| |
Personel rejimi
Bakanlar Kurulu'nun son toplantısında AB konuşuldu... ABD konuşuldu... Ama en çok "personel rejimi" konuşuldu... Hükümet bu konuda reform yapmak istiyor. "Nasıl bir reform" diyecek olursanız... Yanıtı çok uzun. Birkaç maddede özetleyecek olursak: * Aynı eğitimde olan, aynı işi yapan, aynı kıdemde bulunan personel arasındaki ücret farklılığının giderilmesi. * Bir performans ölçüm sistemi getirilmesi... Ve kamu personelinin performansının ölçülmesi. * Yükselmelerde bu ölçünün esas alınması.
Reform yasası çıkınca "emekliliğe hak kazanmış personelin" durumuna bakılacak. Eğer "performansı iyiyse" sorun yok. Ama düşük performans ise... "Resen emekliye" sevk edilecek. "İki şey" söyleyeceğiz: 1. Personel rejimi yamalı bohçaya döndü... Reform şart. 2. Ama bu konu oldukça hassas... Ve kamuoyunda çok tartışılacak.
"İki şey daha" söyleyeceğiz: 1. Performans ölçüm sistemi (sicil verme olayı) zaten var. 2. Askerler, yükselmeyi "sicile göre" yapıyorlar... Siviller ise sicile pek önem vermiyorlar. Ve bir soru: "Yeni sistemde" performans nasıl ölçülecek? Eğer bunun objektif kriterleri olmazsa, iş yine "sulanacak." Her iktidar "kendine göre bir ölçüme" gidecek.
Dün öğle yemeğinde eski bakanlardan Hüsnü Doğan'la birlikteydik. "5 yıldan uzun süre" Tarım, Orman ve Köyişleri Bakanlığı yaptı. Milli Savunma Bakanlığı da var. "Ben tek performans ölçüm sistemi bilirim" dedi: - Liyakat... İşi, layık olana vereceksin.

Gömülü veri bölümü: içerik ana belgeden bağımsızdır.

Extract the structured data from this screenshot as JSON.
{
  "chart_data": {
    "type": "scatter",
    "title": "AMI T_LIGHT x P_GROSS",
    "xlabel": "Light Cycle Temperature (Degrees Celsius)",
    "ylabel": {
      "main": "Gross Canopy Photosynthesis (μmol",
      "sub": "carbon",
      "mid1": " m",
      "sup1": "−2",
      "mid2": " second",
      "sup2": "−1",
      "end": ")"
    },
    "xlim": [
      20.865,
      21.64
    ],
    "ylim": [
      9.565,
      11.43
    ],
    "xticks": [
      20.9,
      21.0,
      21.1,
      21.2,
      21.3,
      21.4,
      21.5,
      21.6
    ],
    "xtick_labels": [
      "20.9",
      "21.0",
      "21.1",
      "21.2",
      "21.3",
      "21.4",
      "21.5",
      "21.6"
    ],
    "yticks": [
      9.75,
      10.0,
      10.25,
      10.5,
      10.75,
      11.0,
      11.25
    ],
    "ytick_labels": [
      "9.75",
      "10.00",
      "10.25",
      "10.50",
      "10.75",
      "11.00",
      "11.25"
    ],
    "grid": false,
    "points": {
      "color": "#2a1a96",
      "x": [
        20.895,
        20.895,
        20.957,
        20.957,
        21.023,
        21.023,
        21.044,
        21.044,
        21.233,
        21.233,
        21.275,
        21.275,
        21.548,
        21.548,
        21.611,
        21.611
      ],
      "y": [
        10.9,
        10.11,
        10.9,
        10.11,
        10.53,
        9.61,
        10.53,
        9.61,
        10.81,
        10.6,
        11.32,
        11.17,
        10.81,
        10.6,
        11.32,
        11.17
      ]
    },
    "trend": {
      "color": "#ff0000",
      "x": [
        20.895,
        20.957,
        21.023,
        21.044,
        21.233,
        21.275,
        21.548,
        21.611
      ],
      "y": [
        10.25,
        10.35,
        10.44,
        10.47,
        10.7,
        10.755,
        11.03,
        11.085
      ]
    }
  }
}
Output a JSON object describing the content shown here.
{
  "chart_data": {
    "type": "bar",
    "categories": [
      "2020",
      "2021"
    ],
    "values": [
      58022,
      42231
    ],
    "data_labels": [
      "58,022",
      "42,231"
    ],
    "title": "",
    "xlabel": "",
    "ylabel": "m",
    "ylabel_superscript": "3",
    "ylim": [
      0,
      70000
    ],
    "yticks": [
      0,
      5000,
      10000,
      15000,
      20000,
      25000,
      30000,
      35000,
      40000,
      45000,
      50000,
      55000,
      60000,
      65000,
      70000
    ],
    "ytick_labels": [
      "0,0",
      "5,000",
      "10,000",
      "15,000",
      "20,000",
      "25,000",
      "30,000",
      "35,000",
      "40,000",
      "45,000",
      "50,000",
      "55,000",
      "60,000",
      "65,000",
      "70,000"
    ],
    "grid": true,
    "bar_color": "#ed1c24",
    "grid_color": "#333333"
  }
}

Hüsnü Doğan bir anısını anlattı. 1986'da boş bulunan 11 milletvekilliği için ara seçim yapılmıştı. ANAP "seçimi 11-0 alacağız" demişti. Ama "6'da kalmıştı. " Seçimden sonra ANAP yönetimi toplanmış: - Neden 6'da kaldık?.. Nerede hata yaptık?.. Şimdi hangi önlemleri alalım? Konuşanlar demişler ki: - Artık "dört siyasi eğilimi birleştiren bir siyaset izliyoruz" demeyelim... "Sağ parti olduğumuzu" ilan edelim. Turgut Özal, parti kurucularından Hüsnü Doğan'a dönmüş: Sen ne diyorsun? - Efendim sağ, sol işini karıştırmayalım... Biz milliyetçi, muhafazakar, sosyal adaletçi, serbest piyasa ekonomisinden yana bir partiyiz... Öyle kalalım. Özal "toplantı sona erdi" demiş: - Hüsnü doğru söylüyor.

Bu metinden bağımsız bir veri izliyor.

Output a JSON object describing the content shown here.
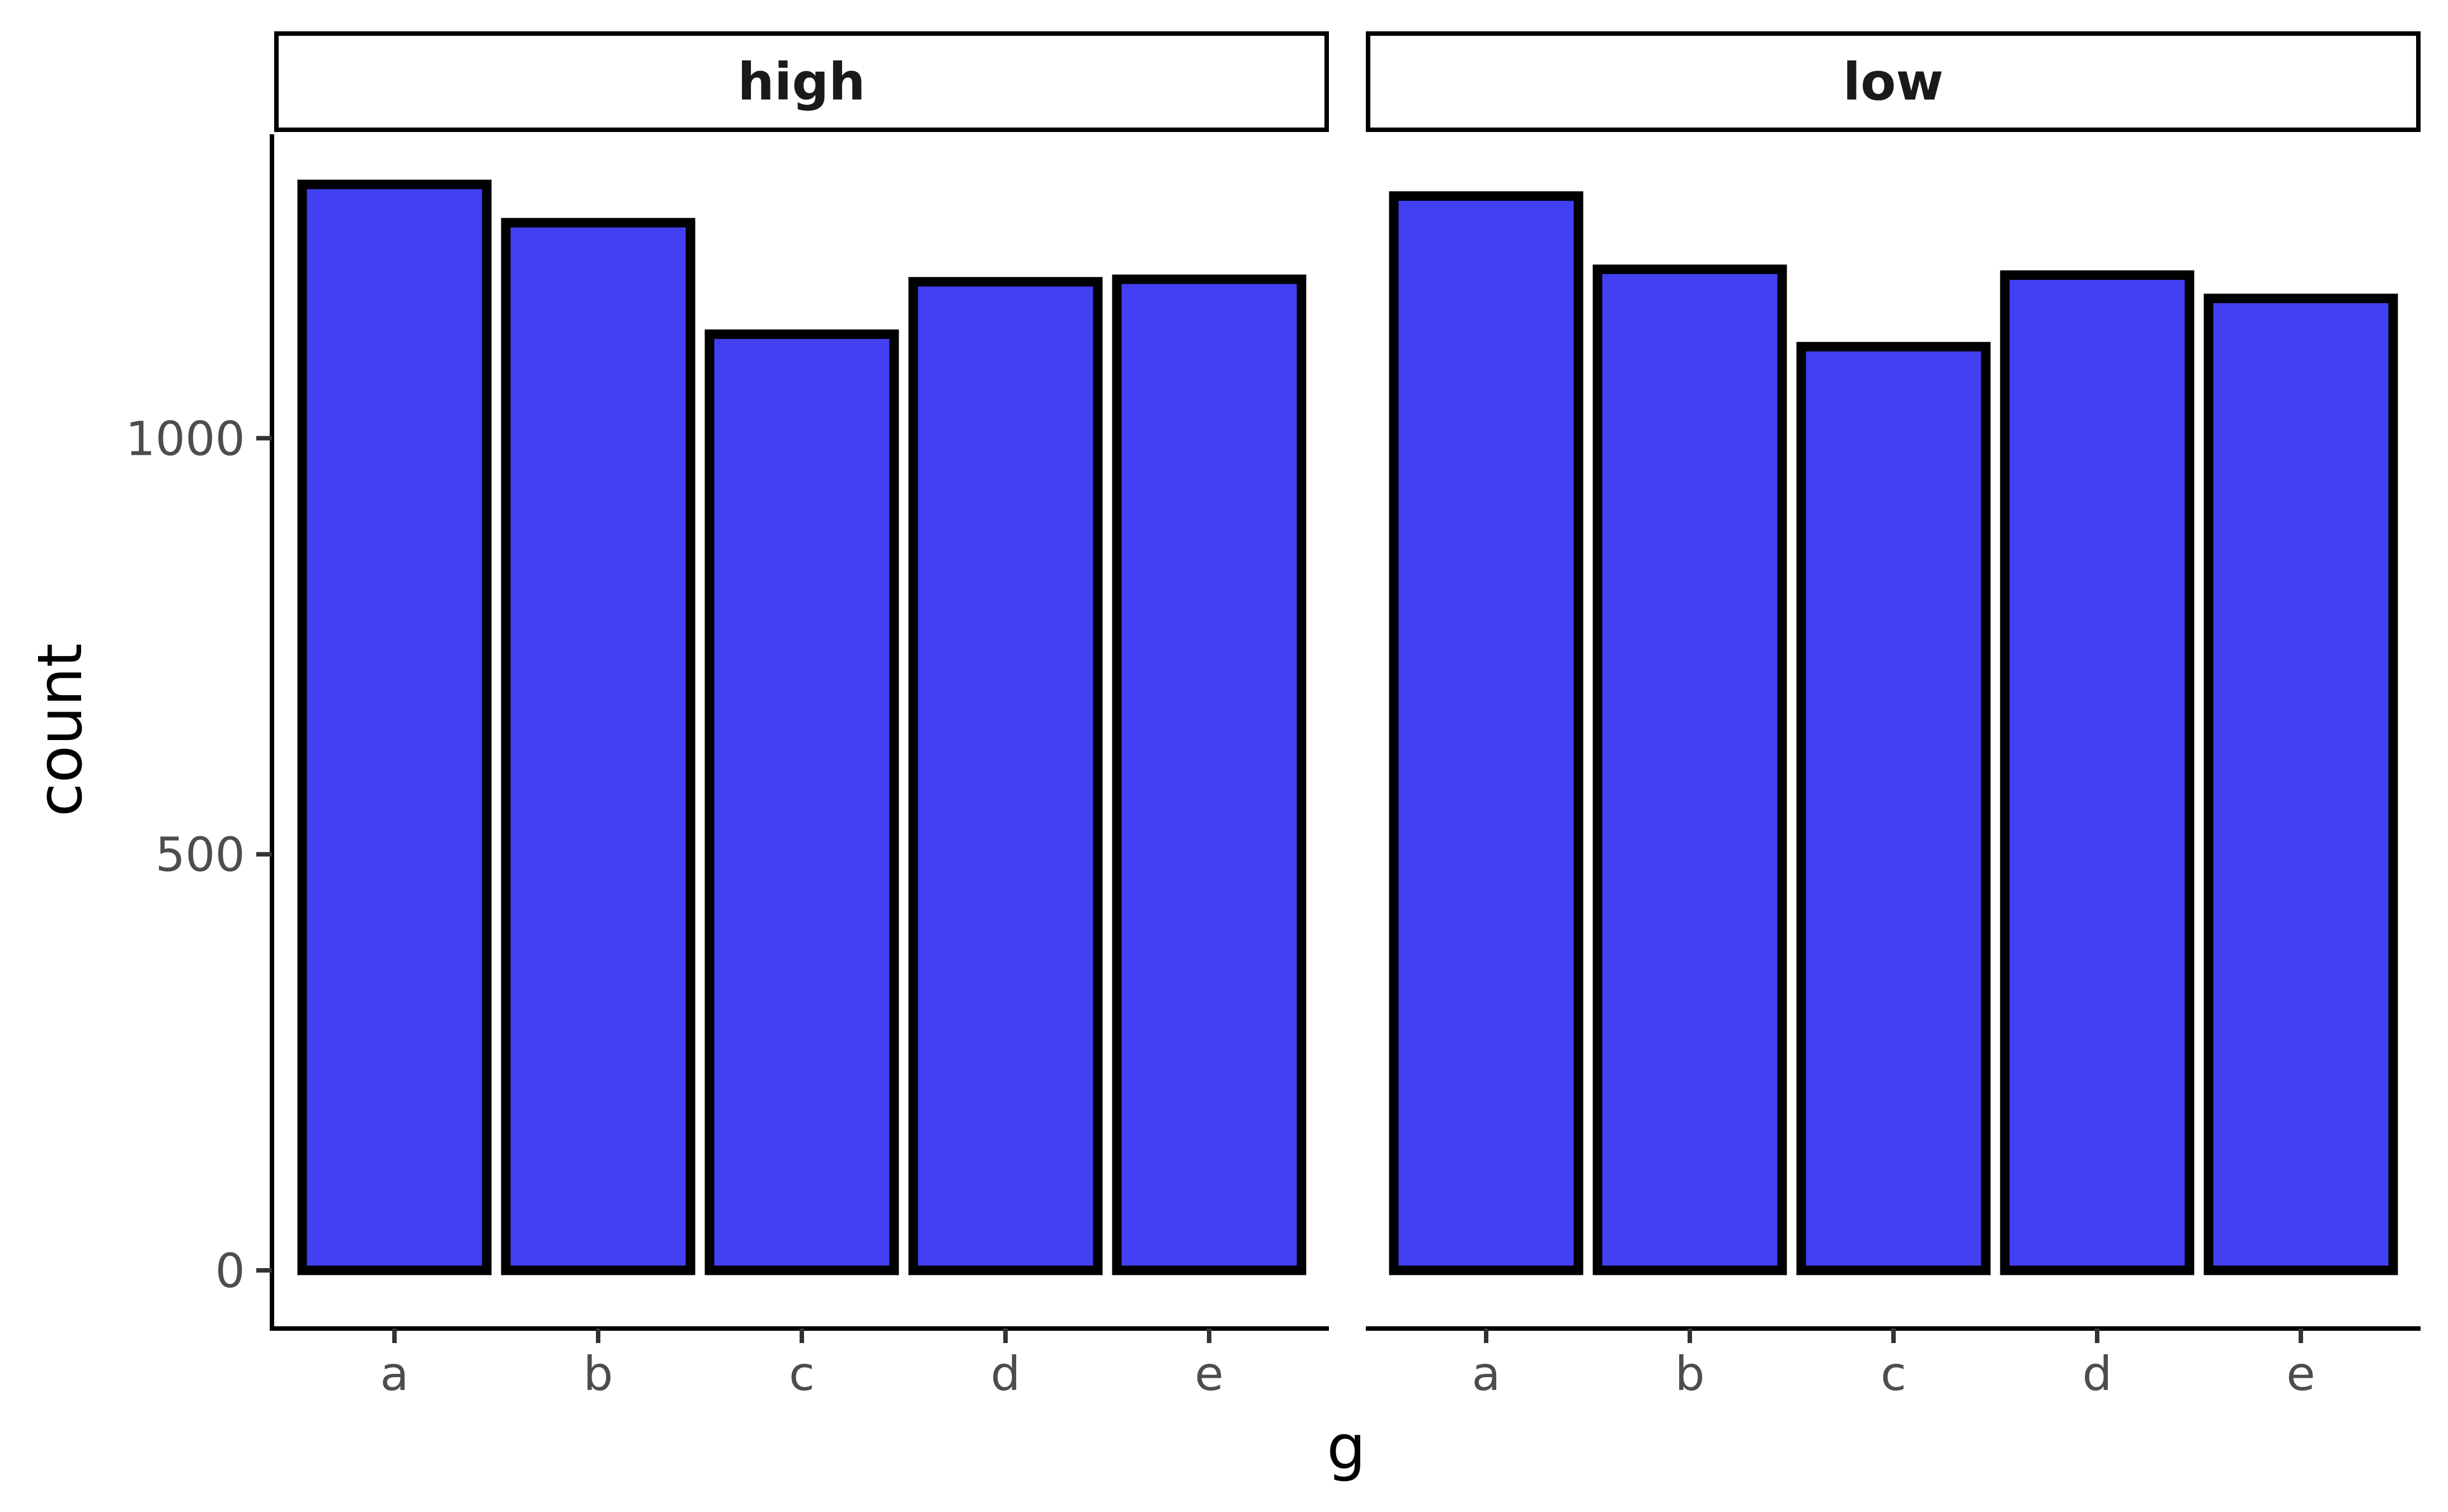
{
  "chart_data": {
    "type": "bar",
    "facet_by": "",
    "xlabel": "g",
    "ylabel": "count",
    "ylim": [
      0,
      1420
    ],
    "y_ticks": [
      0,
      500,
      1000
    ],
    "y_tick_labels": [
      "0",
      "500",
      "1000"
    ],
    "categories": [
      "a",
      "b",
      "c",
      "d",
      "e"
    ],
    "bar_fill": "#4240f2",
    "bar_outline": "#000000",
    "grid": false,
    "legend": "none",
    "panels": [
      {
        "label": "high",
        "values": [
          1305,
          1259,
          1125,
          1188,
          1191
        ]
      },
      {
        "label": "low",
        "values": [
          1291,
          1203,
          1110,
          1196,
          1168
        ]
      }
    ]
  }
}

Hüsnü Doğan'a sorduk: - Çankaya'dan dönen atama kararnameniz oldu mu? - Bir defasında Cumhurbaşkanı (Kenan Evren) benim bir kararnamemi imzalamadı. - Ne yaptınız? - Durumu Başbakan'a (Özal) arz ettim. - Özal ne dedi? - Çankaya'ya kendin çık, Kenan Paşa ile konuş dedi. - Sonra? - Gittim... Sayın Evren neden imzalamadığını söyledi... Ben yaptığım işin doğruluğu konusunda Cumhurbaşkanı'nı ikna ettim... Hemen imzaladı.
Uzun sözün kısası... Personel yasası da değişse, yeni performans ölçüm sistemleri de getirilse "emanet ehline verilmediği sürece" tartışmalar devam edecek.